Vereinzelt bleibende Versorgungsleistungen bzw. Handreichungen der Ehegatten füreinander ohne

  • besondere Intensität oder 
  • Regelmäßigkeit

stehen dabei, sofern sie sich in der Gesamtbetrachtung 

  • als unwesentlich 

für das eheliche Zusammenleben darstellen, der Annahme der Trennung ebenso wenig entgegen, wie ein 

  • „freundschaftlicher, anständiger und vernünftiger Umgang der Ehegatten miteinander“, 

insbesondere dann, wenn 

  • gemeinsame Kinder im Haushalt leben, 

weil die Ehegatten auch nach einer Trennung über die Elternschaft 

  • miteinander verbunden bleiben und 
  • zum Wohl ihrer Kinder zum Wohlverhalten verpflichtet sind.

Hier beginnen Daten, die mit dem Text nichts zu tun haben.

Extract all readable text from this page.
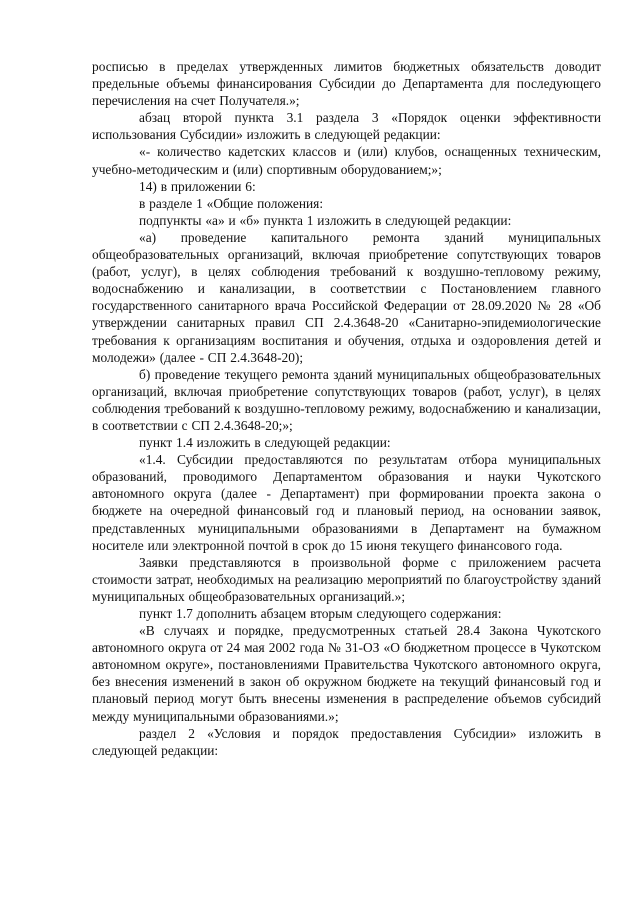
росписью в пределах утвержденных лимитов бюджетных обязательств доводит предельные объемы финансирования Субсидии до Департамента для последующего перечисления на счет Получателя.»;

абзац второй пункта 3.1 раздела 3 «Порядок оценки эффективности использования Субсидии» изложить в следующей редакции:

«- количество кадетских классов и (или) клубов, оснащенных техническим, учебно-методическим и (или) спортивным оборудованием;»;

14) в приложении 6:

в разделе 1 «Общие положения:

подпункты «а» и «б» пункта 1 изложить в следующей редакции:

«а) проведение капитального ремонта зданий муниципальных общеобразовательных организаций, включая приобретение сопутствующих товаров (работ, услуг), в целях соблюдения требований к воздушно-тепловому режиму, водоснабжению и канализации, в соответствии с Постановлением главного государственного санитарного врача Российской Федерации от 28.09.2020 № 28 «Об утверждении санитарных правил СП 2.4.3648-20 «Санитарно-эпидемиологические требования к организациям воспитания и обучения, отдыха и оздоровления детей и молодежи» (далее - СП 2.4.3648-20);

б) проведение текущего ремонта зданий муниципальных общеобразовательных организаций, включая приобретение сопутствующих товаров (работ, услуг), в целях соблюдения требований к воздушно-тепловому режиму, водоснабжению и канализации, в соответствии с СП 2.4.3648-20;»;

пункт 1.4 изложить в следующей редакции:

«1.4. Субсидии предоставляются по результатам отбора муниципальных образований, проводимого Департаментом образования и науки Чукотского автономного округа (далее - Департамент) при формировании проекта закона о бюджете на очередной финансовый год и плановый период, на основании заявок, представленных муниципальными образованиями в Департамент на бумажном носителе или электронной почтой в срок до 15 июня текущего финансового года.

Заявки представляются в произвольной форме с приложением расчета стоимости затрат, необходимых на реализацию мероприятий по благоустройству зданий муниципальных общеобразовательных организаций.»;

пункт 1.7 дополнить абзацем вторым следующего содержания:

«В случаях и порядке, предусмотренных статьей 28.4 Закона Чукотского автономного округа от 24 мая 2002 года № 31-ОЗ «О бюджетном процессе в Чукотском автономном округе», постановлениями Правительства Чукотского автономного округа, без внесения изменений в закон об окружном бюджете на текущий финансовый год и плановый период могут быть внесены изменения в распределение объемов субсидий между муниципальными образованиями.»;

раздел 2 «Условия и порядок предоставления Субсидии» изложить в следующей редакции:
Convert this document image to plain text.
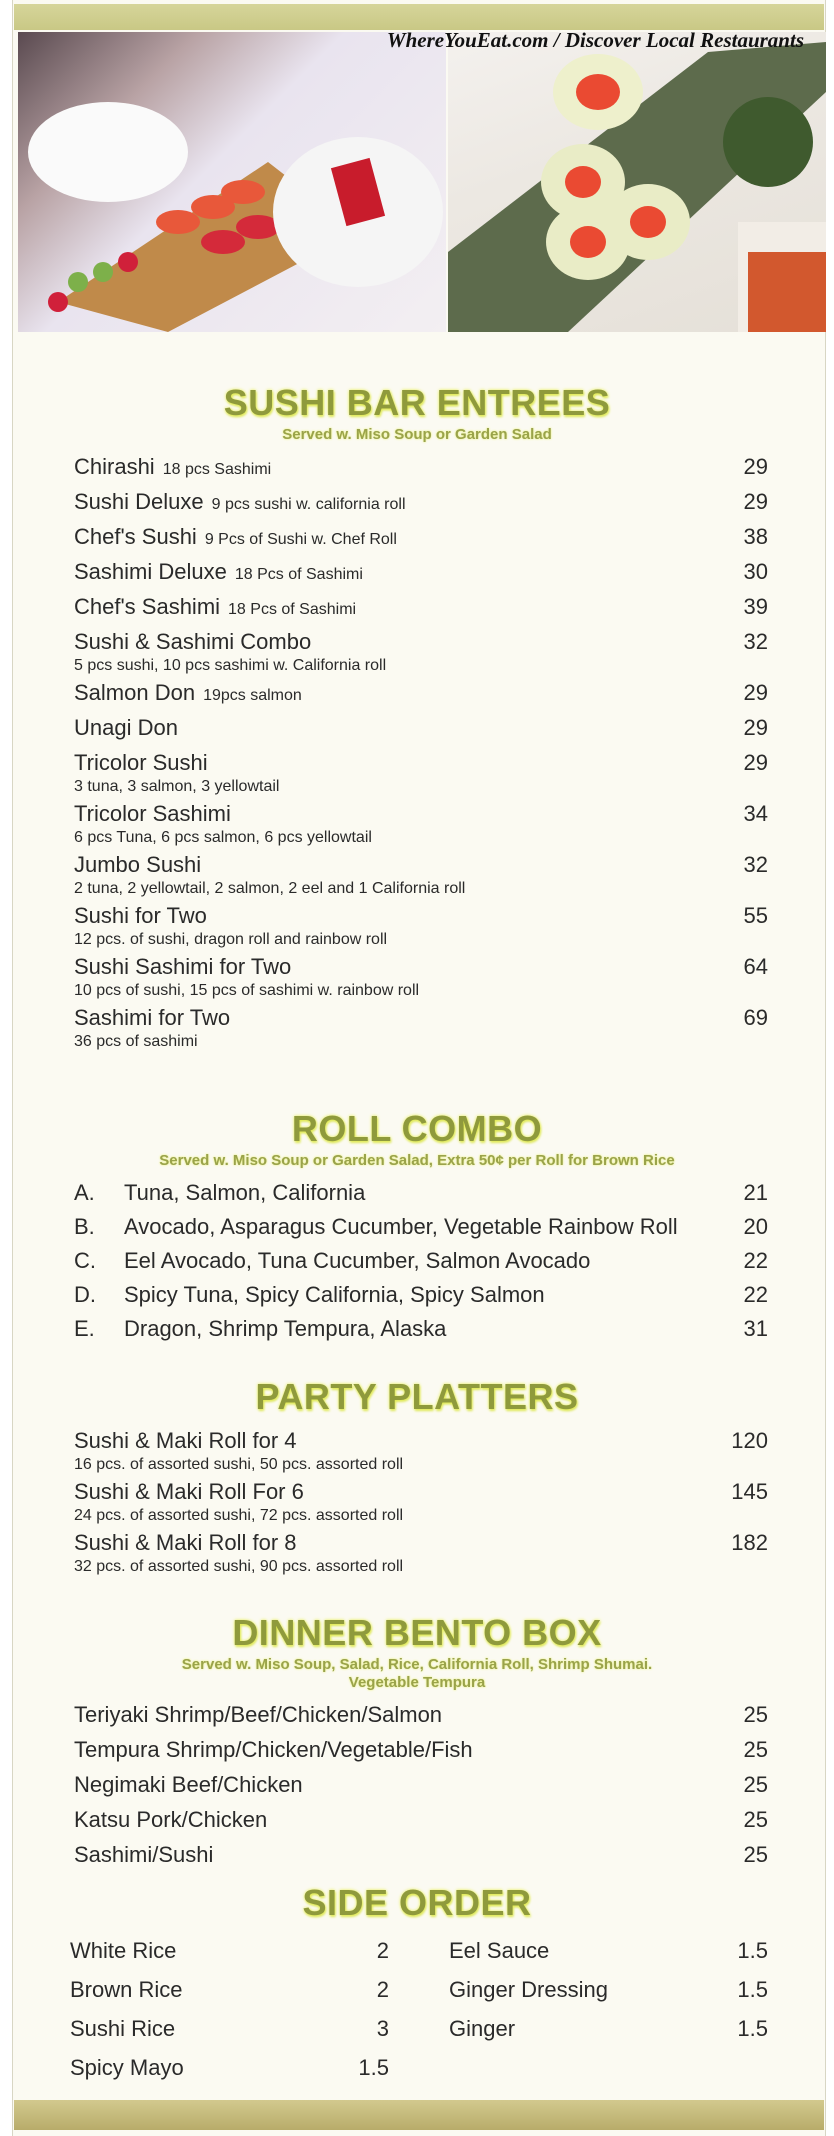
WhereYouEat.com / Discover Local Restaurants
SUSHI BAR ENTREES
Served w. Miso Soup or Garden Salad
Chirashi 18 pcs Sashimi	29
Sushi Deluxe 9 pcs sushi w. california roll	29
Chef's Sushi 9 Pcs of Sushi w. Chef Roll	38
Sashimi Deluxe 18 Pcs of Sashimi	30
Chef's Sashimi 18 Pcs of Sashimi	39
Sushi & Sashimi Combo	32
5 pcs sushi, 10 pcs sashimi w. California roll
Salmon Don 19pcs salmon	29
Unagi Don	29
Tricolor Sushi	29
3 tuna, 3 salmon, 3 yellowtail
Tricolor Sashimi	34
6 pcs Tuna, 6 pcs salmon, 6 pcs yellowtail
Jumbo Sushi	32
2 tuna, 2 yellowtail, 2 salmon, 2 eel and 1 California roll
Sushi for Two	55
12 pcs. of sushi, dragon roll and rainbow roll
Sushi Sashimi for Two	64
10 pcs of sushi, 15 pcs of sashimi w. rainbow roll
Sashimi for Two	69
36 pcs of sashimi
ROLL COMBO
Served w. Miso Soup or Garden Salad, Extra 50¢ per Roll for Brown Rice
A. Tuna, Salmon, California	21
B. Avocado, Asparagus Cucumber, Vegetable Rainbow Roll	20
C. Eel Avocado, Tuna Cucumber, Salmon Avocado	22
D. Spicy Tuna, Spicy California, Spicy Salmon	22
E. Dragon, Shrimp Tempura, Alaska	31
PARTY PLATTERS
Sushi & Maki Roll for 4	120
16 pcs. of assorted sushi, 50 pcs. assorted roll
Sushi & Maki Roll For 6	145
24 pcs. of assorted sushi, 72 pcs. assorted roll
Sushi & Maki Roll for 8	182
32 pcs. of assorted sushi, 90 pcs. assorted roll
DINNER BENTO BOX
Served w. Miso Soup, Salad, Rice, California Roll, Shrimp Shumai.
Vegetable Tempura
Teriyaki Shrimp/Beef/Chicken/Salmon	25
Tempura Shrimp/Chicken/Vegetable/Fish	25
Negimaki Beef/Chicken	25
Katsu Pork/Chicken	25
Sashimi/Sushi	25
SIDE ORDER
White Rice	2
Brown Rice	2
Sushi Rice	3
Spicy Mayo	1.5
Eel Sauce	1.5
Ginger Dressing	1.5
Ginger	1.5
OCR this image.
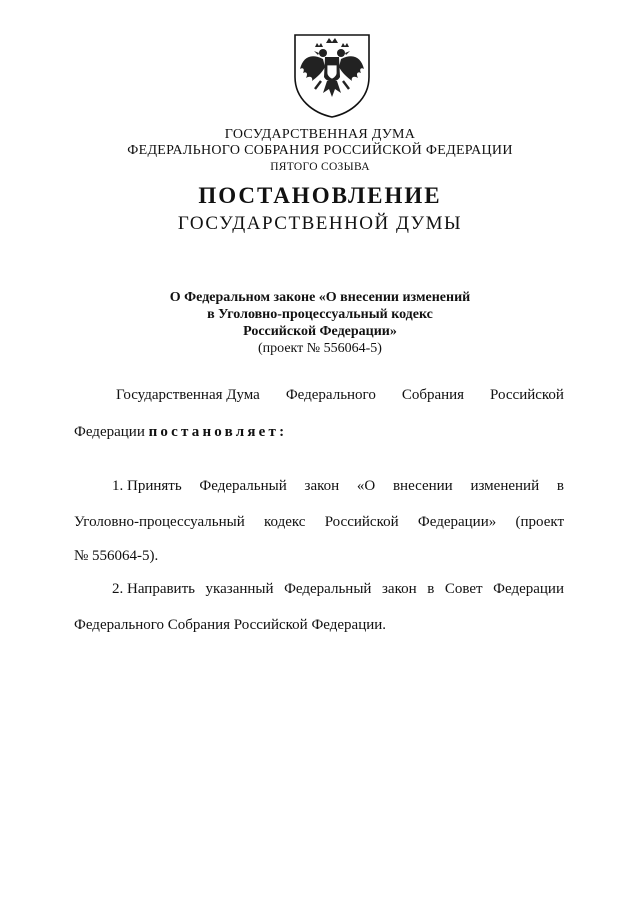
ГОСУДАРСТВЕННАЯ ДУМА
ФЕДЕРАЛЬНОГО СОБРАНИЯ РОССИЙСКОЙ ФЕДЕРАЦИИ
ПЯТОГО СОЗЫВА
ПОСТАНОВЛЕНИЕ
ГОСУДАРСТВЕННОЙ ДУМЫ
О Федеральном законе «О внесении изменений
в Уголовно-процессуальный кодекс
Российской Федерации»
(проект № 556064-5)
Государственная Дума Федерального Собрания Российской
Федерации постановляет:
1. Принять Федеральный закон «О внесении изменений в
Уголовно-процессуальный кодекс Российской Федерации» (проект
№ 556064-5).
2. Направить указанный Федеральный закон в Совет Федерации
Федерального Собрания Российской Федерации.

In dem obigen Fall waren nach Auffassung des OLG die objektiven und subjektiven Voraussetzungen der Trennung erfüllt, seitdem 

  • die Ehefrau ihrem Ehemann per Mail mitgeteilt hatte, dass sie die häusliche Gemeinschaft ablehnt und diese nicht mehr herstellen möchte, 

weil ab diesem Zeitpunkt 

  • vom Ehemann innerhalb des gemeinsamen Hauses eine „Schlafstätte nebst Badezimmer im Keller“ genutzt worden war und 
  • auch eine persönliche Beziehungen zwischen den Ehegatten nicht mehr bestand,

nachdem die vereinzelt stattgefundenen Einkäufe und Erledigungen in der jeweiligen Situation 

  • lediglich der allgemeinen Höflichkeit und Hilfsbereitschaft entsprachen, wie sie auch außerhalb ehelichen Zusammenlebens aus gesellschaftlichem Anstand jedenfalls nicht ungewöhnlich sind und
  • sich somit im Gesamtbild als unwesentlich darstellten (Quelle: Pressemitteilung des OLG Frankfurt am Main).